Mother spared jail over attack

A mother of five has been spared a jail term over a baseball bat attack because it would ruin the lives of her children, a court has heard.

Kelly Maxine Bennett (37) did not use the weapon but drove the attacker, Chloe Jane Barwick, to where the incident happened on June 18 last year. On the way, she texted another friend to say they were going to ``waste'' the victim.

Bennett pleaded guilty in the Dunedin District Court to a reduced charge of injuring with intent to injure.

She had agreed to give Barwick a lift to the Dunedin address, knowing there was going to be a physical confrontation, Judge Kevin Phillips said at sentencing last week.

The victim clearly knew it was coming, too. She had used furniture to barricade herself inside her bedroom.

But Bennett and Barwick forced their way in to confront the woman about some ``property''. They found the victim on her bed, holding a pair of scissors.

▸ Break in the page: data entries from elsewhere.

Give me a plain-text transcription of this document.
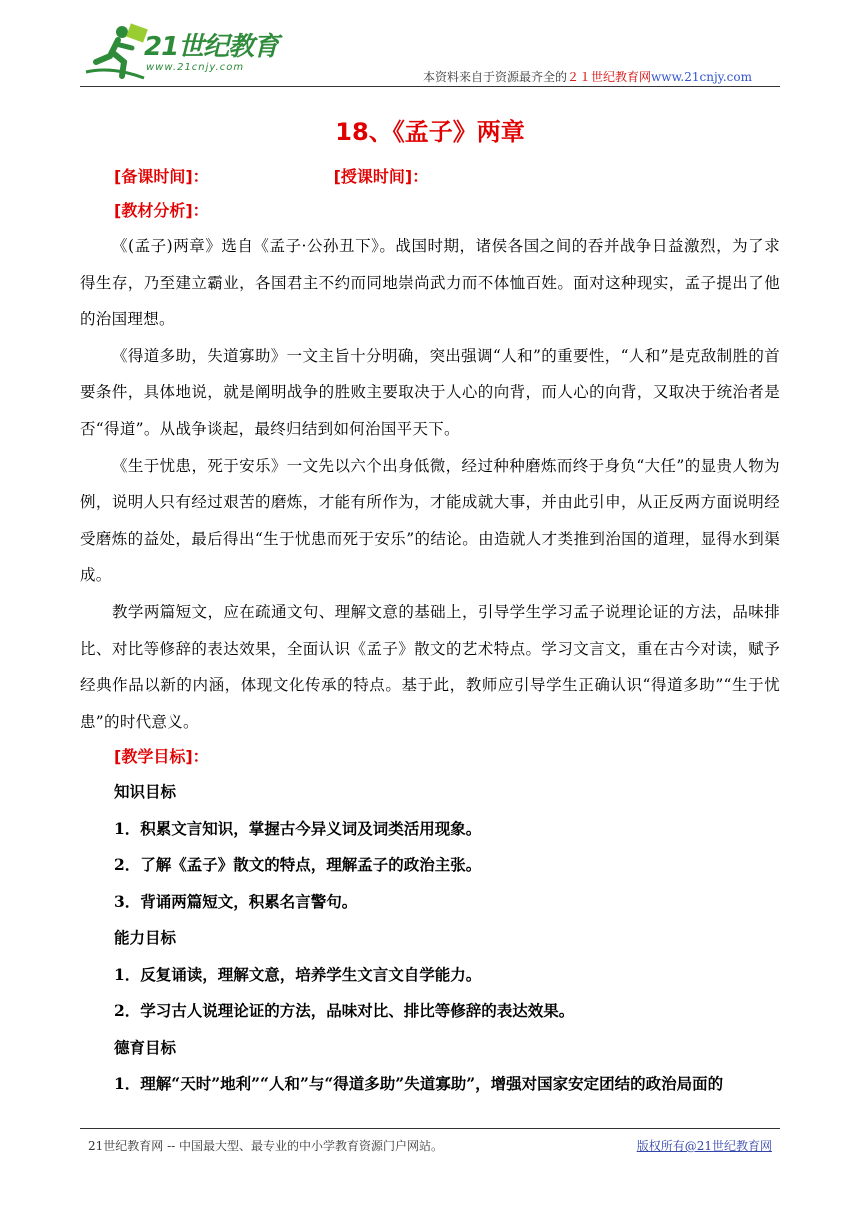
21世纪教育
www.21cnjy.com
本资料来自于资源最齐全的２１世纪教育网www.21cnjy.com
18、《孟子》两章
[备课时间]：	[授课时间]：
[教材分析]：

《(孟子)两章》选自《孟子·公孙丑下》。战国时期，诸侯各国之间的吞并战争日益激烈，为了求得生存，乃至建立霸业，各国君主不约而同地崇尚武力而不体恤百姓。面对这种现实，孟子提出了他的治国理想。

《得道多助，失道寡助》一文主旨十分明确，突出强调“人和”的重要性，“人和”是克敌制胜的首要条件，具体地说，就是阐明战争的胜败主要取决于人心的向背，而人心的向背，又取决于统治者是否“得道”。从战争谈起，最终归结到如何治国平天下。

《生于忧患，死于安乐》一文先以六个出身低微，经过种种磨炼而终于身负“大任”的显贵人物为例，说明人只有经过艰苦的磨炼，才能有所作为，才能成就大事，并由此引申，从正反两方面说明经受磨炼的益处，最后得出“生于忧患而死于安乐”的结论。由造就人才类推到治国的道理，显得水到渠成。

教学两篇短文，应在疏通文句、理解文意的基础上，引导学生学习孟子说理论证的方法，品味排比、对比等修辞的表达效果，全面认识《孟子》散文的艺术特点。学习文言文，重在古今对读，赋予经典作品以新的内涵，体现文化传承的特点。基于此，教师应引导学生正确认识“得道多助”“生于忧患”的时代意义。

[教学目标]：
知识目标
1．积累文言知识，掌握古今异义词及词类活用现象。
2．了解《孟子》散文的特点，理解孟子的政治主张。
3．背诵两篇短文，积累名言警句。
能力目标
1．反复诵读，理解文意，培养学生文言文自学能力。
2．学习古人说理论证的方法，品味对比、排比等修辞的表达效果。
德育目标
1．理解“天时”地利”“人和”与“得道多助”失道寡助”，增强对国家安定团结的政治局面的
21世纪教育网 -- 中国最大型、最专业的中小学教育资源门户网站。	版权所有@21世纪教育网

Barwick picked up a baseball bat and after a heated verbal exchange ``whacked'' the woman over the head. The blow opened up a gash over her right eye and knocked her to the floor.

Barwick hit her again over the back of the head before Bennett grabbed the weapon from her.

``The violence that actually occurred was never in her contemplation.

What she was faced with was something that had spun out of control,'' counsel John Westgate said.

Mr Westgate accepted what happened after the violent incident did not reflect well on his client.

The baseball bat was given to another flatmate as the assailants left and they were told to get rid of it.

The court heard Bennett later spoke to the mother of that person to find out whether the weapon had been disposed of.

The victim received eight stitches in her head and experienced recurring headaches and trouble with memory after the incident.

Still, she was empathetic to the defendants' plight.

``I don't want this to ruin Kelly and Chloe's lives and affect their children but they need to realise you can't go around doing this sort of thing to people,'' she wrote in a statement.

The judge, too, was concerned about the potential impact on Bennett's children of having their mother incarcerated or housebound on home detention.

``I don't intend to ruin your children's lives,'' Judge Phillips said.

Bennett was sentenced to six months' community detention (with a weekend curfew), 250 hours' community work and ordered to pay the victim $600.

Barwick was due to be sentenced last week but failed to attend court. A warrant was issued for her arrest.